HTML 5 et conception 3D en hausse
Les métiers liés à l'essor sans discontinuité du e-commerce et du web 2.0 restent en haut de la liste du « Fast 50 » des compétences les plus recherchées : HTML5, ainsi que CSS, et avec une moindre progression PHP, jQuery ou MySQL. Curieusement, les profils liés aux réseaux sociaux (Facebook ou Twitter) enregistrent un tassement des offres. Et la progression des offres de missions de développement d'applications pour iPad et iPhone (+11% et +5% respectivement), bien inférieure à celle trouvée autour d'Android (+20%), est assez parlante.
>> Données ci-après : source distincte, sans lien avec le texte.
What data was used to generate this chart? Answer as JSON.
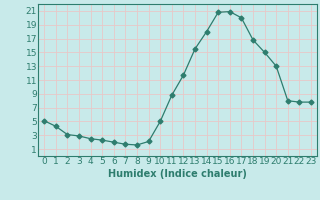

Il en est de même du rebond des métiers d'optimisation des contenus (Search Engine Optimization) et du Web Analytics (collecte et analyse des données web), alimenté, selon le bilan trimestriel, « par le recours aux stratégies de contenu ».
Plus original pour ce début d'année 2013, la nette progression de la demande de compétences en conception et modélisation 3D, justifiée, selon Freelancer.com, par la démocratisation de l'impression 3D, avec réduction des coûts mais aussi effet de mode.
Mobilisation autour des freelances
Parallèlement à l'essor du régime d'auto-entrepreneuriat – et des menaces récurrentes de réaménagement fiscal adverse –, une offre de type écosystème se développe autour des freelances. Que ce soit pour les accompagner dans leurs démarches administratives et leur veille juridique (Evoportail, Fédération des auto-entrepreneurs Fedae, Fédération nationale du portage salarial FeNPS) et dans leur prospection commerciale (les places de marché HiTechPros, Consulink, freelance.com, iDirect.fr, trouvemoiunfreelance.com, ruedesmissions.com, agentsolo.com, myfreelancecompany.com). Ou pour les sortir de leur isolement et jouer la carte de la collaboration (coworking) entre solos, de façon spécifique (codeur.com). Ou inspiré par le mode d'échange et de « contribution » caractéristique du monde des développeurs (fierdetredeveloppeur.org) ou par les relations de type cooptation sur réseaux sociaux spécialisés (MyJobCompany, Boondeo.fr). Sans oublier de nouvelles occasions d'échanger de bons tuyaux professionnels, telles les BOF's (Birds of a feather) ou les nouveaux modes de regroupement de compétences comme les NoSSII (not only sociétés de services). Ou encore, dernier avatar du mode d'intermédiation placé sous le signe de l'évolution des modes de consommation informatique, le cloud-working (qui permet également le montage de collaboration entre solos) tel que le propose la start-up allemande Twago. Sans surprise, celle-ci constate, trois mois après le lancement de ses services vers les freelances français, la prédominance des développeurs dans sa clientèle (plus de 40% des mises en relation) sur fond d'une durée moyenne des missions (tous projets confondus) de 2,5 semaines.